Now, substitute these values in the quadratic equation and simplify the terms:
 \[x = \dfrac{{ - b \pm \sqrt {{b^2} - 4ac} }}{{2a}}\]
 \[x = \dfrac{{ - \left( { - 10} \right) \pm \sqrt {{{\left( { - 10} \right)}^2} - 4\left( 1 \right)\left( {41} \right)} }}{{2\left( 1 \right)}}\]
We know that \[{\left( { - 10} \right)^2} = 100\] and hence evaluating the terms, we get:
 \[x = \dfrac{{10 \pm \sqrt {100 - 164} }}{2}\]
 \[x = \dfrac{{10 \pm \sqrt { - 64} }}{2}\]
Since we cannot square root a negative number, we use i to denote the imaginary unit, \[i = \sqrt { - 1} \] , and continue simplifying as:
 \[ \Rightarrow x = \dfrac{{10 \pm 8i}}{2}\]
As, there is a common denominator for the terms, hence we get:
 \[ \Rightarrow x = \dfrac{{10}}{2} \pm \dfrac{{8i}}{2}\]
 \[ \Rightarrow x = 5 \pm 4i\]
Therefore, our solutions are:
 \[x = 5 + 4i,5 - 4i\]
So, the correct answer is “ \[x = 5 + 4i,5 - 4i\] ”.

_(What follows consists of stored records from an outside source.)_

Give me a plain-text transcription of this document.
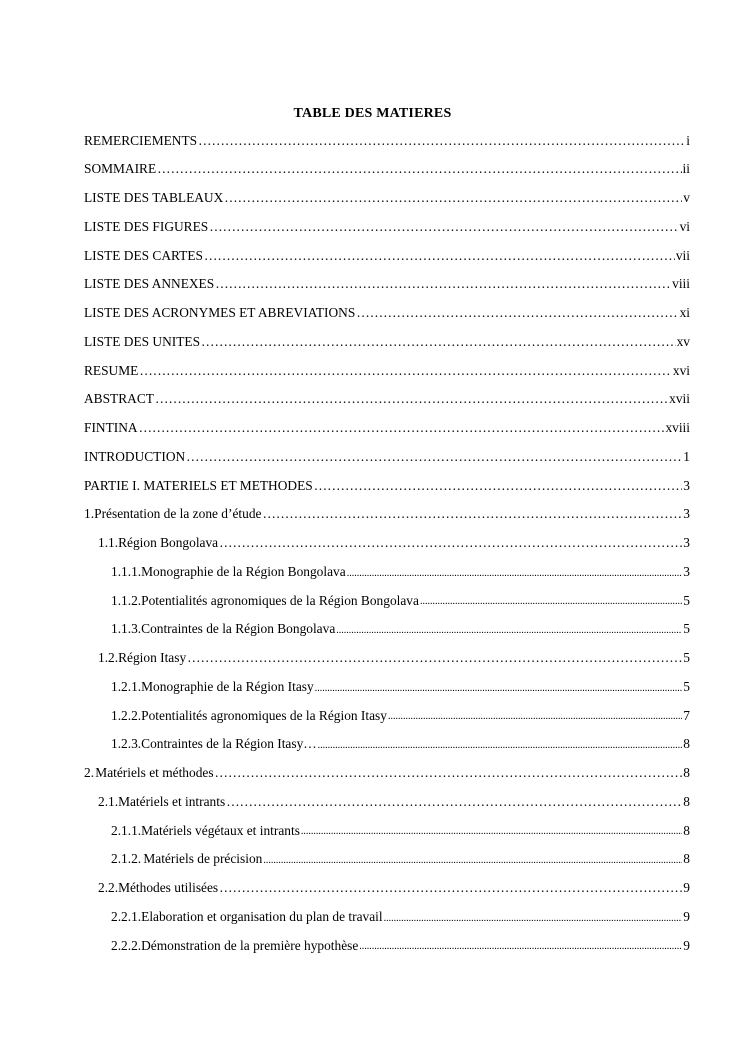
TABLE DES MATIERES
REMERCIEMENTS ……………………………………………………………………………………………………………………………………………………………………………………	i
SOMMAIRE ……………………………………………………………………………………………………………………………………………………………………………………	ii
LISTE DES TABLEAUX ……………………………………………………………………………………………………………………………………………………………………………………	v
LISTE DES FIGURES ……………………………………………………………………………………………………………………………………………………………………………………	vi
LISTE DES CARTES ……………………………………………………………………………………………………………………………………………………………………………………	vii
LISTE DES ANNEXES ……………………………………………………………………………………………………………………………………………………………………………………	viii
LISTE DES ACRONYMES ET ABREVIATIONS ……………………………………………………………………………………………………………………………………………………………………………………	xi
LISTE DES UNITES ……………………………………………………………………………………………………………………………………………………………………………………	xv
RESUME ……………………………………………………………………………………………………………………………………………………………………………………	xvi
ABSTRACT ……………………………………………………………………………………………………………………………………………………………………………………	xvii
FINTINA ……………………………………………………………………………………………………………………………………………………………………………………	xviii
INTRODUCTION ……………………………………………………………………………………………………………………………………………………………………………………	1
PARTIE I. MATERIELS ET METHODES ……………………………………………………………………………………………………………………………………………………………………………………	3
1. Présentation de la zone d’étude ……………………………………………………………………………………………………………………………………………………………………………………	3
1.1.Région Bongolava ……………………………………………………………………………………………………………………………………………………………………………………	3
1.1.1. Monographie de la Région Bongolava .....	3
1.1.2. Potentialités agronomiques de la Région Bongolava .....	5
1.1.3. Contraintes de la Région Bongolava .....	5
1.2.Région Itasy ……………………………………………………………………………………………………………………………………………………………………………………	5
1.2.1. Monographie de la Région Itasy .....	5
1.2.2. Potentialités agronomiques de la Région Itasy .....	7
1.2.3. Contraintes de la Région Itasy… .....	8
2. Matériels et méthodes ……………………………………………………………………………………………………………………………………………………………………………………	8
2.1.Matériels et intrants ……………………………………………………………………………………………………………………………………………………………………………………	8
2.1.1. Matériels végétaux et intrants .....	8
2.1.2. Matériels de précision .....	8
2.2.Méthodes utilisées ……………………………………………………………………………………………………………………………………………………………………………………	9
2.2.1. Elaboration et organisation du plan de travail .....	9
2.2.2. Démonstration de la première hypothèse .....	9
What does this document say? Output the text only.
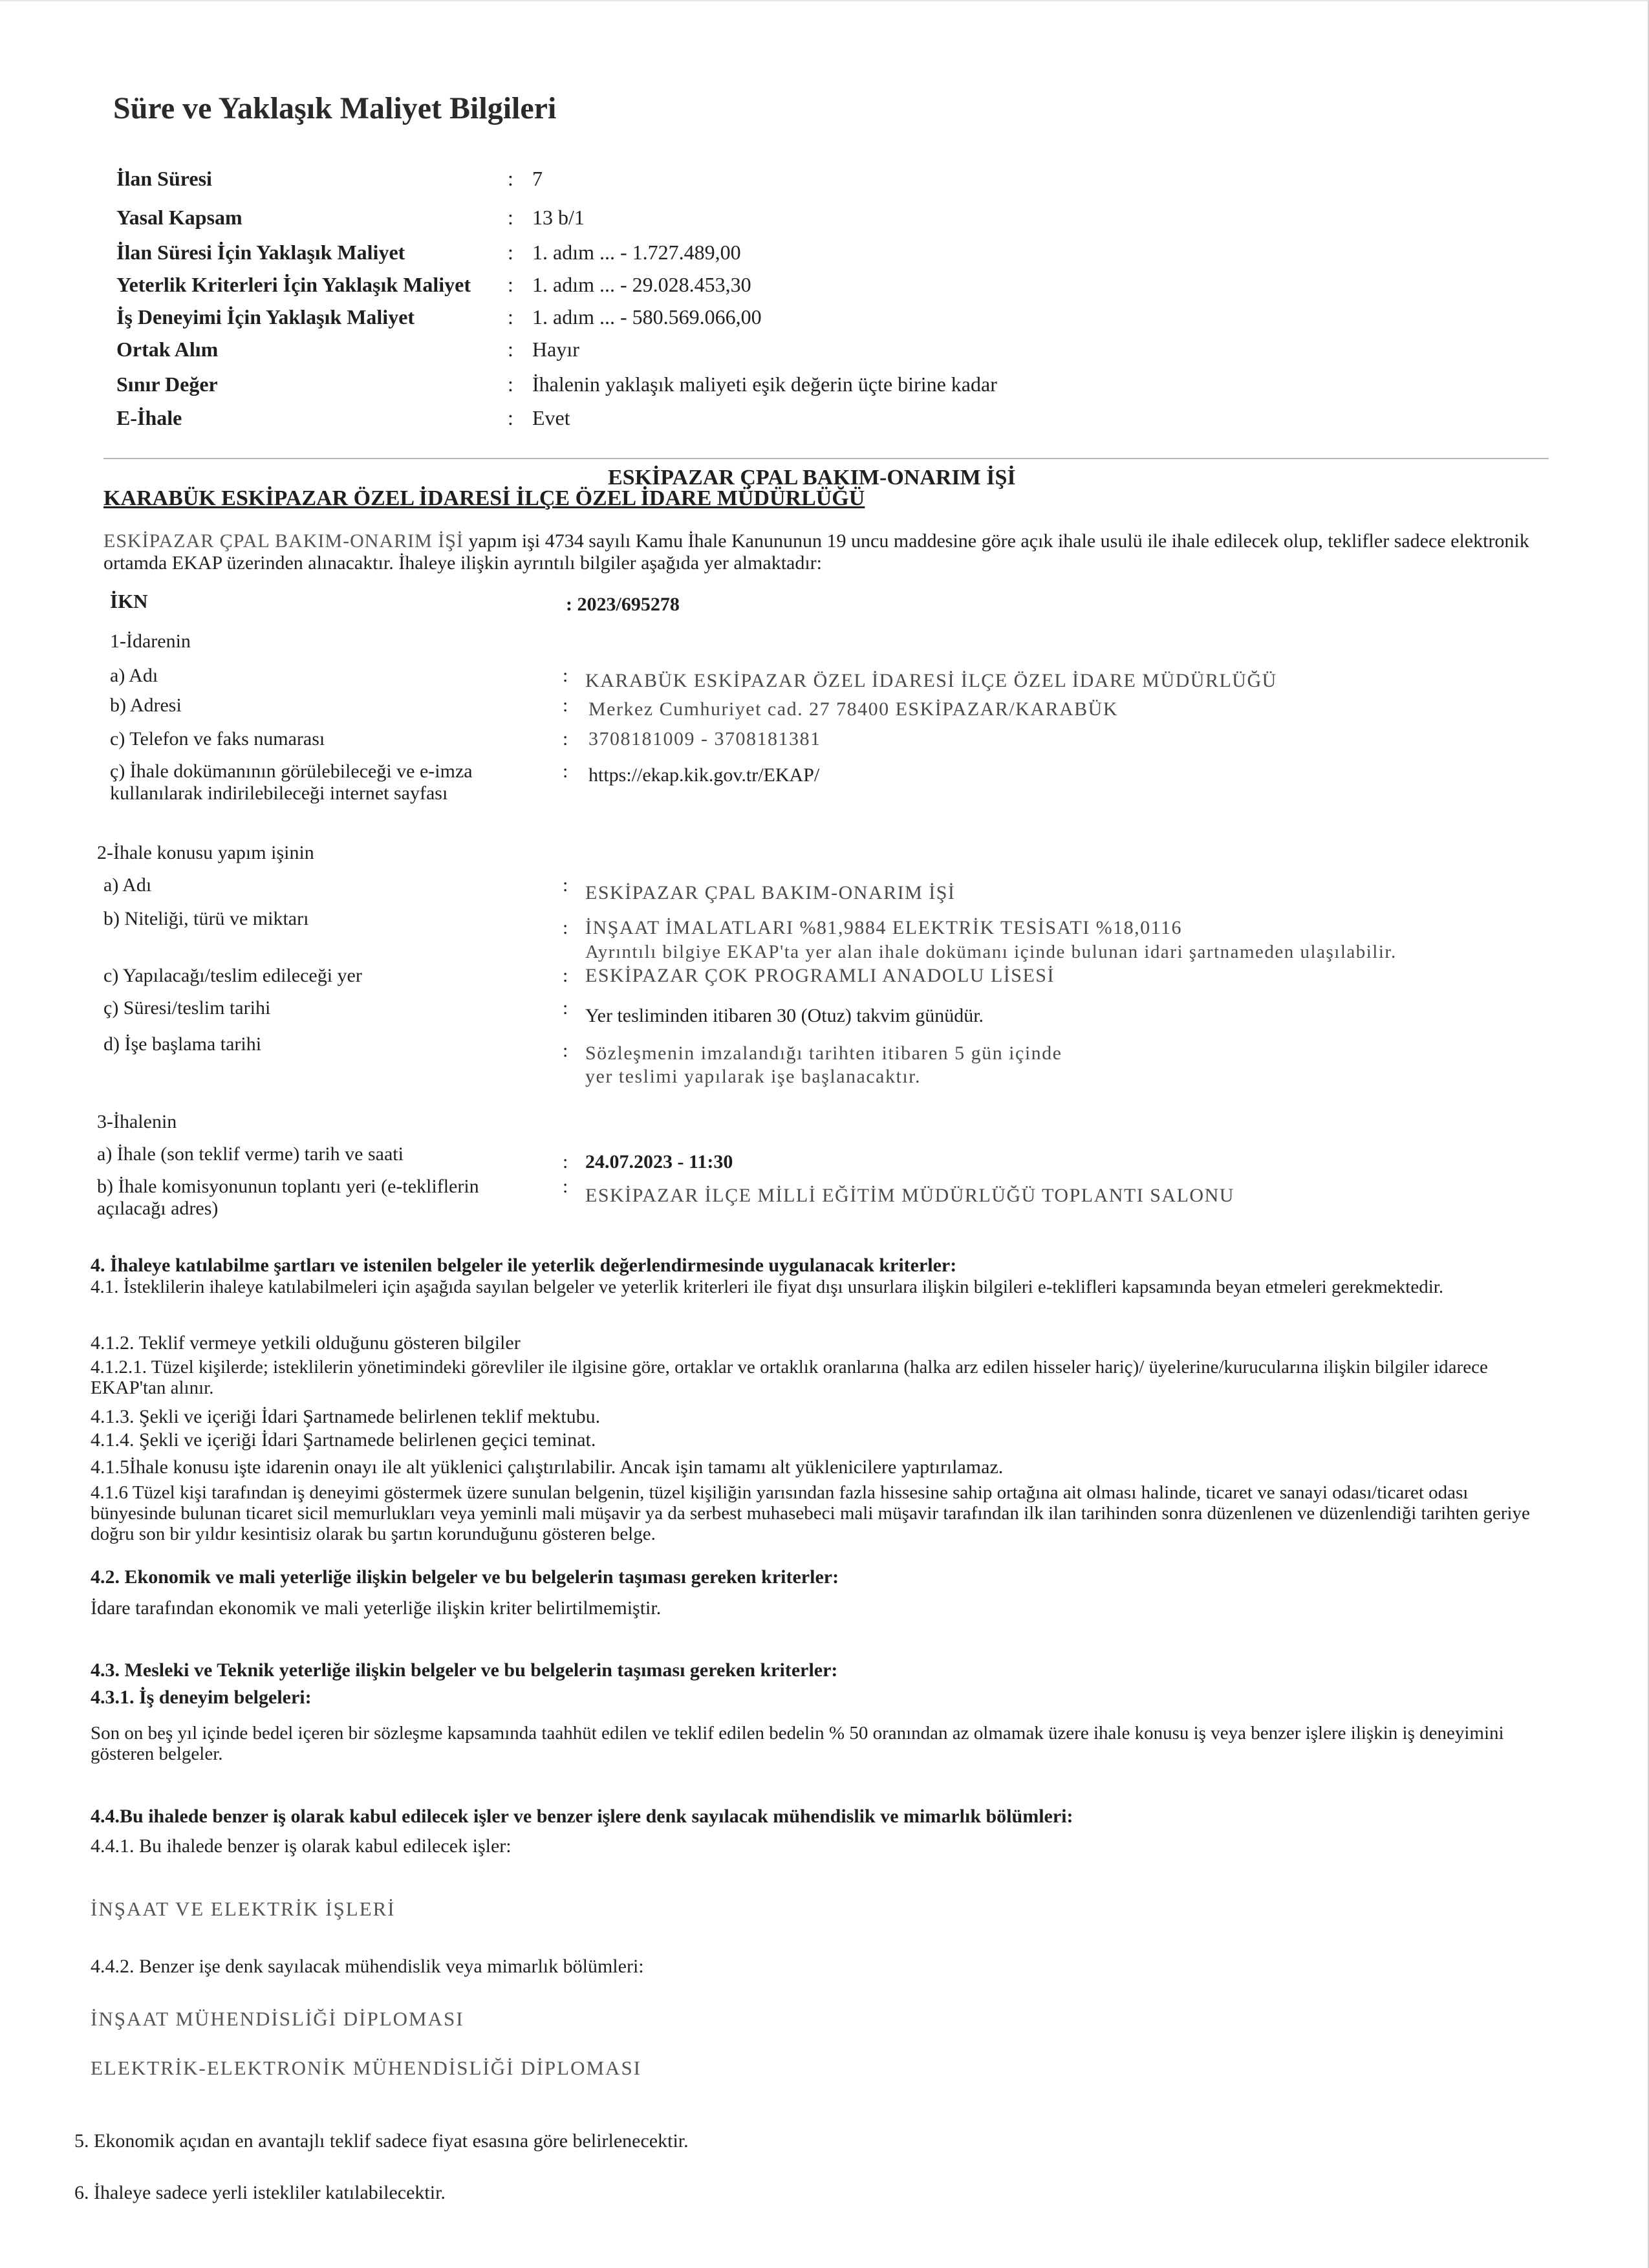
Süre ve Yaklaşık Maliyet Bilgileri
İlan Süresi	: 7
Yasal Kapsam	: 13 b/1
İlan Süresi İçin Yaklaşık Maliyet	: 1. adım ... - 1.727.489,00
Yeterlik Kriterleri İçin Yaklaşık Maliyet : 1. adım ... - 29.028.453,30
İş Deneyimi İçin Yaklaşık Maliyet	: 1. adım ... - 580.569.066,00
Ortak Alım	: Hayır
Sınır Değer	: İhalenin yaklaşık maliyeti eşik değerin üçte birine kadar
E-İhale	: Evet
ESKİPAZAR ÇPAL BAKIM-ONARIM İŞİ
KARABÜK ESKİPAZAR ÖZEL İDARESİ İLÇE ÖZEL İDARE MÜDÜRLÜĞÜ
ESKİPAZAR ÇPAL BAKIM-ONARIM İŞİ yapım işi 4734 sayılı Kamu İhale Kanununun 19 uncu maddesine göre açık ihale usulü ile ihale edilecek olup, teklifler sadece elektronik ortamda EKAP üzerinden alınacaktır. İhaleye ilişkin ayrıntılı bilgiler aşağıda yer almaktadır:
İKN	: 2023/695278
1-İdarenin
a) Adı	: KARABÜK ESKİPAZAR ÖZEL İDARESİ İLÇE ÖZEL İDARE MÜDÜRLÜĞÜ
b) Adresi	: Merkez Cumhuriyet cad. 27 78400 ESKİPAZAR/KARABÜK
c) Telefon ve faks numarası	: 3708181009 - 3708181381
ç) İhale dokümanının görülebileceği ve e-imza
kullanılarak indirilebileceği internet sayfası
: https://ekap.kik.gov.tr/EKAP/
2-İhale konusu yapım işinin
a) Adı	: ESKİPAZAR ÇPAL BAKIM-ONARIM İŞİ
b) Niteliği, türü ve miktarı	: İNŞAAT İMALATLARI %81,9884 ELEKTRİK TESİSATI %18,0116
Ayrıntılı bilgiye EKAP'ta yer alan ihale dokümanı içinde bulunan idari şartnameden ulaşılabilir.
c) Yapılacağı/teslim edileceği yer	: ESKİPAZAR ÇOK PROGRAMLI ANADOLU LİSESİ
ç) Süresi/teslim tarihi	: Yer tesliminden itibaren 30 (Otuz) takvim günüdür.
d) İşe başlama tarihi	: Sözleşmenin imzalandığı tarihten itibaren 5 gün içinde
yer teslimi yapılarak işe başlanacaktır.
3-İhalenin
a) İhale (son teklif verme) tarih ve saati	: 24.07.2023 - 11:30
b) İhale komisyonunun toplantı yeri (e-tekliflerin
açılacağı adres)
: ESKİPAZAR İLÇE MİLLİ EĞİTİM MÜDÜRLÜĞÜ TOPLANTI SALONU
4. İhaleye katılabilme şartları ve istenilen belgeler ile yeterlik değerlendirmesinde uygulanacak kriterler:
4.1. İsteklilerin ihaleye katılabilmeleri için aşağıda sayılan belgeler ve yeterlik kriterleri ile fiyat dışı unsurlara ilişkin bilgileri e-teklifleri kapsamında beyan etmeleri gerekmektedir.
4.1.2. Teklif vermeye yetkili olduğunu gösteren bilgiler
4.1.2.1. Tüzel kişilerde; isteklilerin yönetimindeki görevliler ile ilgisine göre, ortaklar ve ortaklık oranlarına (halka arz edilen hisseler hariç)/ üyelerine/kurucularına ilişkin bilgiler idarece EKAP'tan alınır.
4.1.3. Şekli ve içeriği İdari Şartnamede belirlenen teklif mektubu.
4.1.4. Şekli ve içeriği İdari Şartnamede belirlenen geçici teminat.
4.1.5İhale konusu işte idarenin onayı ile alt yüklenici çalıştırılabilir. Ancak işin tamamı alt yüklenicilere yaptırılamaz.
4.1.6 Tüzel kişi tarafından iş deneyimi göstermek üzere sunulan belgenin, tüzel kişiliğin yarısından fazla hissesine sahip ortağına ait olması halinde, ticaret ve sanayi odası/ticaret odası bünyesinde bulunan ticaret sicil memurlukları veya yeminli mali müşavir ya da serbest muhasebeci mali müşavir tarafından ilk ilan tarihinden sonra düzenlenen ve düzenlendiği tarihten geriye doğru son bir yıldır kesintisiz olarak bu şartın korunduğunu gösteren belge.
4.2. Ekonomik ve mali yeterliğe ilişkin belgeler ve bu belgelerin taşıması gereken kriterler:
İdare tarafından ekonomik ve mali yeterliğe ilişkin kriter belirtilmemiştir.
4.3. Mesleki ve Teknik yeterliğe ilişkin belgeler ve bu belgelerin taşıması gereken kriterler:
4.3.1. İş deneyim belgeleri:
Son on beş yıl içinde bedel içeren bir sözleşme kapsamında taahhüt edilen ve teklif edilen bedelin % 50 oranından az olmamak üzere ihale konusu iş veya benzer işlere ilişkin iş deneyimini gösteren belgeler.
4.4.Bu ihalede benzer iş olarak kabul edilecek işler ve benzer işlere denk sayılacak mühendislik ve mimarlık bölümleri:
4.4.1. Bu ihalede benzer iş olarak kabul edilecek işler:
İNŞAAT VE ELEKTRİK İŞLERİ
4.4.2. Benzer işe denk sayılacak mühendislik veya mimarlık bölümleri:
İNŞAAT MÜHENDİSLİĞİ DİPLOMASI
ELEKTRİK-ELEKTRONİK MÜHENDİSLİĞİ DİPLOMASI
5. Ekonomik açıdan en avantajlı teklif sadece fiyat esasına göre belirlenecektir.
6. İhaleye sadece yerli istekliler katılabilecektir.
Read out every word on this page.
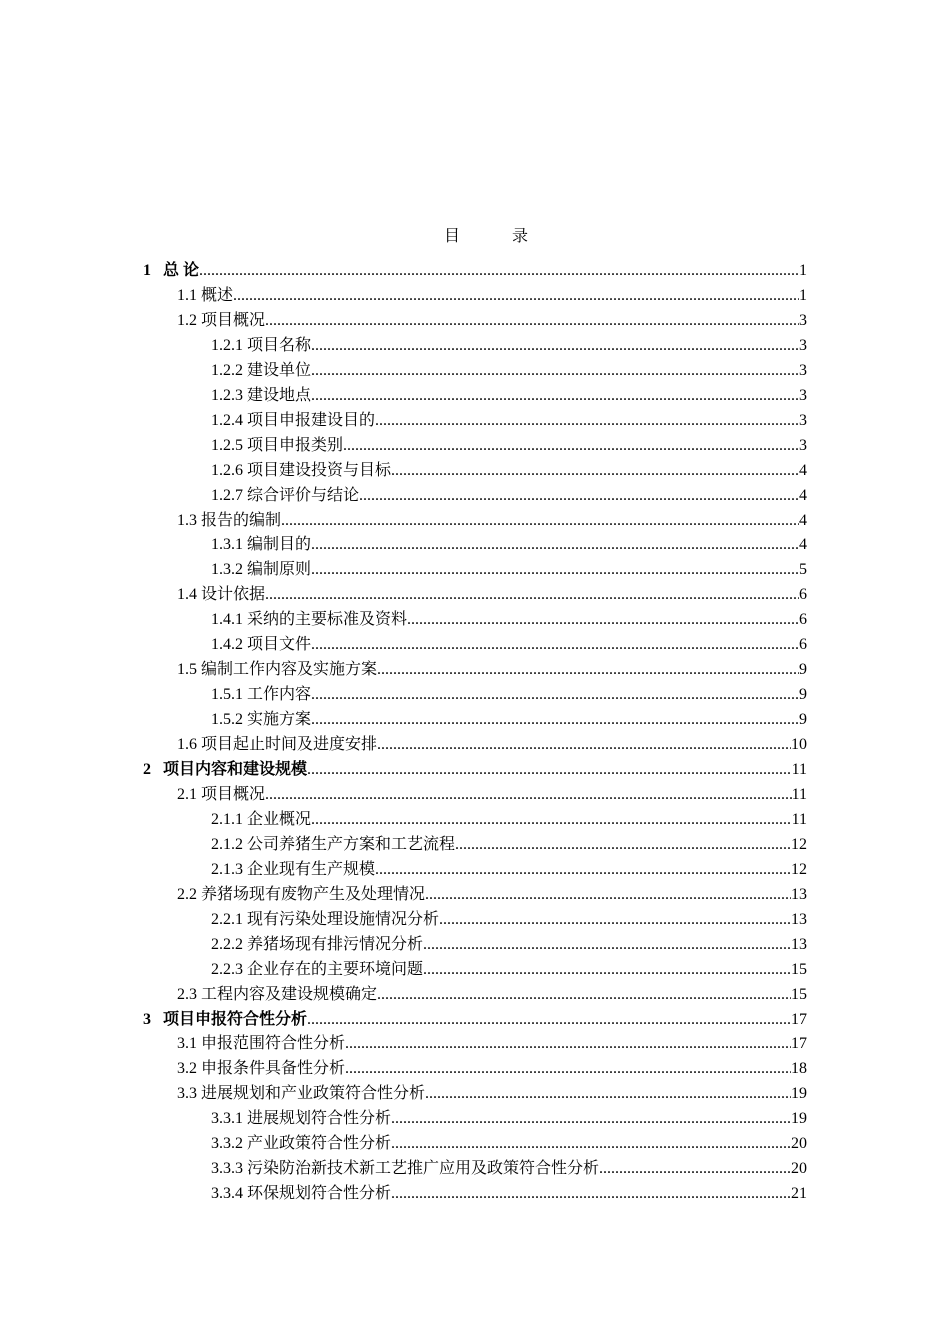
目　录
1 总 论 .....	1
1.1 概述 .....	1
1.2 项目概况 .....	3
1.2.1 项目名称 .....	3
1.2.2 建设单位 .....	3
1.2.3 建设地点 .....	3
1.2.4 项目申报建设目的 .....	3
1.2.5 项目申报类别 .....	3
1.2.6 项目建设投资与目标 .....	4
1.2.7 综合评价与结论 .....	4
1.3 报告的编制 .....	4
1.3.1 编制目的 .....	4
1.3.2 编制原则 .....	5
1.4 设计依据 .....	6
1.4.1 采纳的主要标准及资料 .....	6
1.4.2 项目文件 .....	6
1.5 编制工作内容及实施方案 .....	9
1.5.1 工作内容 .....	9
1.5.2 实施方案 .....	9
1.6 项目起止时间及进度安排 .....	10
2 项目内容和建设规模 .....	11
2.1 项目概况 .....	11
2.1.1 企业概况 .....	11
2.1.2 公司养猪生产方案和工艺流程 .....	12
2.1.3 企业现有生产规模 .....	12
2.2 养猪场现有废物产生及处理情况 .....	13
2.2.1 现有污染处理设施情况分析 .....	13
2.2.2 养猪场现有排污情况分析 .....	13
2.2.3 企业存在的主要环境问题 .....	15
2.3 工程内容及建设规模确定 .....	15
3 项目申报符合性分析 .....	17
3.1 申报范围符合性分析 .....	17
3.2 申报条件具备性分析 .....	18
3.3 进展规划和产业政策符合性分析 .....	19
3.3.1 进展规划符合性分析 .....	19
3.3.2 产业政策符合性分析 .....	20
3.3.3 污染防治新技术新工艺推广应用及政策符合性分析 .....	20
3.3.4 环保规划符合性分析 .....	21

Note: Quadratic equations are the polynomial equations of degree two in one variable of type \[f\left( x \right) = a{x^2} + bx + c\] , hence we get the factors easily but here the given equation cannot be easily factored, so we need to apply the formula of Quadratic equation. And you must know the nature of roots i.e., from the formula we have \[D = {b^2} - 4ac\] , hence the nature of roots is:
If \[D > 0\] , roots are real and distinct (unequal), if \[D = 0\] roots are real and equal (coincident) and if \[D < 0\] , roots are imaginary and unequal.